Die österreichische Firma Ingelen brachte 1936 ein ganz besonderes Radio auf den Markt. Den GEOGRAPHIC. Der Name deutet es schon an: Beherrschendes Element war rechts eine runde Skalen/Landkarten-Kombination.
Drehte man am Senderabstimmknopf im Mittelwellen- und Langwellenbereich, dann passierten gleichzeitig zwei Dinge:
1) Am runden Rand der Skala wanderte, in Abhängigkeit von der Wellenlänge auf unterschiedlichen Teilskalen, eine Leuchtmarke.
2) Gleichzeitig blinkten auf dem Landkartenteil kleine helle Ortsmarkierungen passend zum am Rand eingestellten Radiosender auf.
Der Radiohörer konnte so gut erkennen, von wo ein eingestelltes Radioprogramm gesendet wurde. Aus heutiger verwöhnter Multimedia-Sicht vielleicht harmlos, damals sicher eine Sensation!
--> rechts: Ingelen Geographic 39W.
Um 1936 fand der Rundfunk hauptsächlich auf Mittelwelle (die meisten Sender) und auf Langwelle, aber auch auf Kurzwelle statt. UKW-Rundfunk gab es noch nicht. Diese damaligen Wellenbereiche hatten insbesondere auch in der Nacht eine große Reichweite. So konnte man in der Dunkelheit auf MW durchaus Stationen aus 1000 km oder mehr Entfernung hören. Dabei unterschieden sich LW, MW, KW etwas (mehr zu den Ausbreitungsbedingungen hier).
Der Ingelen Geographic war alsbald ein beliebtes (wenn auch nicht preiswertes) Radio, dass in den Folgejahren in Varianten auf den Markt kam. Übrigens sollen Geographic-Modelle auch von VEF, Riga in Lizenz gebaut worden sein.
Gleichzeitig spiegelten die Modelle auch deutlich die damalige politische Situation wieder. Zum Einen wurde Österreich 1938 dem "Deutschen Reich" angeschlossen (Österreich verschwand), zum Anderen zeigten die Rundskalen bei den letzten Modellen den damaligen politischen Willen: Die Ukraine und die UDSSR wurden bei den Ortsbezeichnungen weggelassen.
Schon vor 1936 gab es von der Ingelen Geographic-Serie eine Art Vormodell: Cosmos.

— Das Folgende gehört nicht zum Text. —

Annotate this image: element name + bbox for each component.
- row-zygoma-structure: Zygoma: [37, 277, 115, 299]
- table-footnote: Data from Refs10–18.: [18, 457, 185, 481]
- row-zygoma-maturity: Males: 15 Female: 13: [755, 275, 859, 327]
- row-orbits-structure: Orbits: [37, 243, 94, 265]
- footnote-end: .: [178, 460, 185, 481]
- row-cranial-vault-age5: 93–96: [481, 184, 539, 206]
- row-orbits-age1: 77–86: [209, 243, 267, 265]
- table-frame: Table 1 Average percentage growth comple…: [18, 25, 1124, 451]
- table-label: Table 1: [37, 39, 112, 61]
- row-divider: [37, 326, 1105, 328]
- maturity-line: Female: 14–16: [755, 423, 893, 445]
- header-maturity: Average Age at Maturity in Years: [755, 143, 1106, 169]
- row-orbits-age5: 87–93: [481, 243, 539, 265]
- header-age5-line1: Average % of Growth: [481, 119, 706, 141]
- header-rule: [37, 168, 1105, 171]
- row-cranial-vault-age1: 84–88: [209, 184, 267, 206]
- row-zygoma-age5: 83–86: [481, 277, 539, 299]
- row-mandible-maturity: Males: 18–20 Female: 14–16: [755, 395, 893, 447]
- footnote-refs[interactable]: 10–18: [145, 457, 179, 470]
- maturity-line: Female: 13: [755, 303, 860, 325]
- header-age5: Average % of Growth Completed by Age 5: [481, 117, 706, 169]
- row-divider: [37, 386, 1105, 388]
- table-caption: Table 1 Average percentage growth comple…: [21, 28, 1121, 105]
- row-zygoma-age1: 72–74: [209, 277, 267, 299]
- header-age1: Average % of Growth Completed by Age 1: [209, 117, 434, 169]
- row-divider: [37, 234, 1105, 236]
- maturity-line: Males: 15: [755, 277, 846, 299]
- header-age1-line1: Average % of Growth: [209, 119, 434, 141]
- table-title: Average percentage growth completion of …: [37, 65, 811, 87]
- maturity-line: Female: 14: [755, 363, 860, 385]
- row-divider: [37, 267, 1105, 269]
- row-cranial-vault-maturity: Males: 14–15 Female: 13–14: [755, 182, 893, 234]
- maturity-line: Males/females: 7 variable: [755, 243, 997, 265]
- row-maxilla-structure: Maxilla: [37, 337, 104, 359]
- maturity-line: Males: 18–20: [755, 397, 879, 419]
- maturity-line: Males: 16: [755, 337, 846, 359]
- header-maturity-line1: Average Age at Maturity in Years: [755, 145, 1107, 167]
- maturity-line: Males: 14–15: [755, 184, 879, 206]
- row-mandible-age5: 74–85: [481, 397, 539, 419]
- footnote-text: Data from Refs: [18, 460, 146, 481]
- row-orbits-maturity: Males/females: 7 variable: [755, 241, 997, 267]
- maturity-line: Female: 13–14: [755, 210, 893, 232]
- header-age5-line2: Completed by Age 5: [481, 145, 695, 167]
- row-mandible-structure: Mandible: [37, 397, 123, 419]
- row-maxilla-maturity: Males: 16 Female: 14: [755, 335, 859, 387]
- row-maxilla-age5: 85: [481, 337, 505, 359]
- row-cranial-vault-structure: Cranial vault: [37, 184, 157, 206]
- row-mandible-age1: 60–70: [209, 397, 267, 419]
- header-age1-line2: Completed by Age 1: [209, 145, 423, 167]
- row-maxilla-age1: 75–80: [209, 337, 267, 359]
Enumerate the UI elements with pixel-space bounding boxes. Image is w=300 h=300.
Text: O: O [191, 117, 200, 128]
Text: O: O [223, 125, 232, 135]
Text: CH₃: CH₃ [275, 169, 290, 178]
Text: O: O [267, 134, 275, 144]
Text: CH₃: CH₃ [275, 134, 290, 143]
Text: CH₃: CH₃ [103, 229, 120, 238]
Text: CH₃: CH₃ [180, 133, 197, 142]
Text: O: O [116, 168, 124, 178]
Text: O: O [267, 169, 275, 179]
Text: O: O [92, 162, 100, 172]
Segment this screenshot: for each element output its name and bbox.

Es scheint innerhalb der Modell-Serien leichte Bestückungs-Varianten gegeben zu haben. Auch war die Modellbezeichnungs-Systematik ein wenig unübersichtlich. So könnte es Modelle mit Modellnamen mit und ohne vorangestelltem "Geographic" gegeben zu haben, sowie Modelle nur mit "US" beginnend und Modell nur mit Nummern (z.B. "439B"). Es kursieren sich widersprechende Schaltbilder!
Mir ist sonst keine Modellserie bekannt, wo es aus heutiger Sicht soviel Unklarheiten gibt. Angefangen von vielleicht falsch gezeichneten Schaltbildern, über falsch zugeordnete Modellnamen (weglassen oder zufügen von Modellnamen-Bestandteilen) bis zu Widersprüchen bei Ingelen selbst reichen die Möglichkeiten.

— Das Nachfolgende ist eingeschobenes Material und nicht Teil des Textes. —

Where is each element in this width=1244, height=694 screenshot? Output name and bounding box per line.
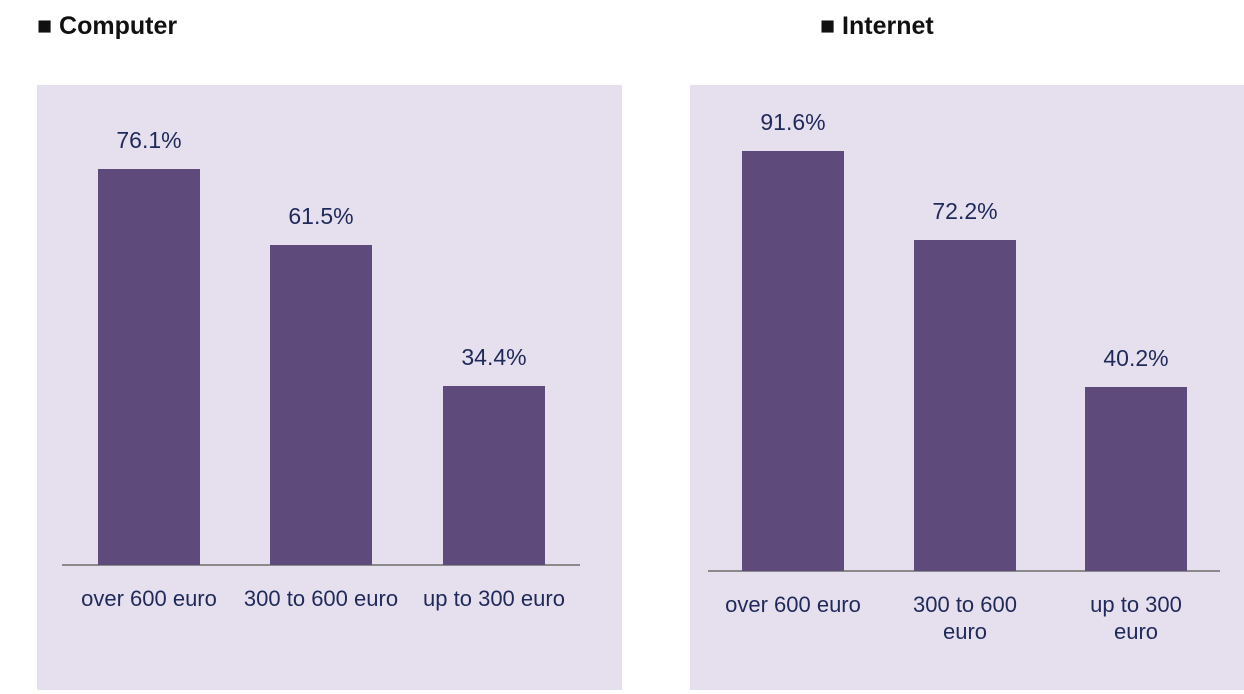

Und nicht zuletzt gibt es völlig unterschiedliche Modelle z.B. vom US537W: Geographic US537W (Landkartenradio) und US537W (mit und ohne Schalltüren, kein Landkartenradio).
Deshalb hier der ausdrückliche Hinweis: Alle Angaben ohne Gewähr! Seien Sie nicht überrascht, wenn Ihr Landkartenmodell nicht in die folgende Auflistung passt. Fast bin ich mir sicher, ebenfalls mit Ursache für die eine oder andere Fehleinschätzung zu sein, na schauen wir mal...

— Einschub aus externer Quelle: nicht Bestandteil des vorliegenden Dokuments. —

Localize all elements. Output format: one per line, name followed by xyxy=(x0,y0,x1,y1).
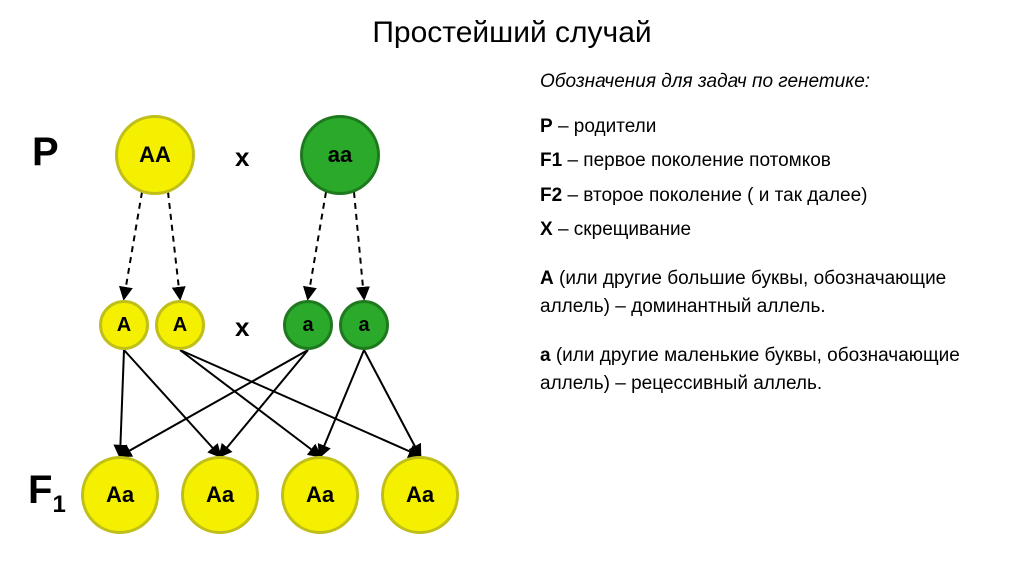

Rechts: Skala und Rückseite des Ingelen Geographic 39W. -->
Es wurden wohl folgende Landkarten-Modelle herausgebracht:
* = WG müsste eigentlich auf Wechselstrom / Gleichstrom = Allstrom verweisen. Die Röhrenbestückungen widersprechen dem. Was kann also WG sonst bedeuten? G = Glimmanzeige?
Wer mit zur weiteren Klarheit beitragen kann, bitte unten das Feedback-Formular nutzen, danke.
->
Technisch waren die Geräte im Bereich der Skalen recht aufwendig konstruiert. Am Skalenrand gab es drei Rund-Teilskalen und zwar von innen nach aussen: MW (mit Stationsnamen), LW (mit Stationsnamen), KW (ohne Sationsnamen). Beim Bandwechsel änderte sich auch die Leuchtmarkenlage auf den Skalen. Da es damals noch keine Leuchtdioden gab, nutzte man dünne gebogene Glasstäbe als Lichtleiter (im Grunde für jeden Orte einzeln gebogene), um Licht zu den kleinen Ortsmarkierungen zu führen. Handarbeit vom Feinsten!
<-- links: GlaslichtleiterScheibe. Foto von "friedrich-kutnik" aus dem Wumpus-Gollum-Forum.
Ein nahezu brillantes Konzept. Ein Nachteil soll aber nicht verschwiegen werden: Auf Änderungen von Sendefrequenzen, Wegfall von Stationen oder Neu-Stationen konnte der Radiohörer nicht reagieren.
Die Skalen wurden über die Jahre unterschiedlich gestaltet. Waren es zuerst farbige Skalen, die die Ländernamen in der dazu gehörenden Landesprache zeigten, so zeigten die Landesnamen bei den letzten Modellen nur deutschsprachige Bezeichnungen.
Skalen-Details am Beispiel des Ingelen Geographic 39W (Variante mit fehlenden russischen / ukrainischen Sendern):
121 MW-Sendernamen. 95 Orte MW leuchtend. 16 LW-Sendernamen. 15 Orte LW leuchtend. 2 Orte ("blind" in Belgien und Frankreich). Dabei leuchten bei einigen Sendenamen zugleich mehre Orte auf, z.B. 263,2 m Triest / Turin / Genua.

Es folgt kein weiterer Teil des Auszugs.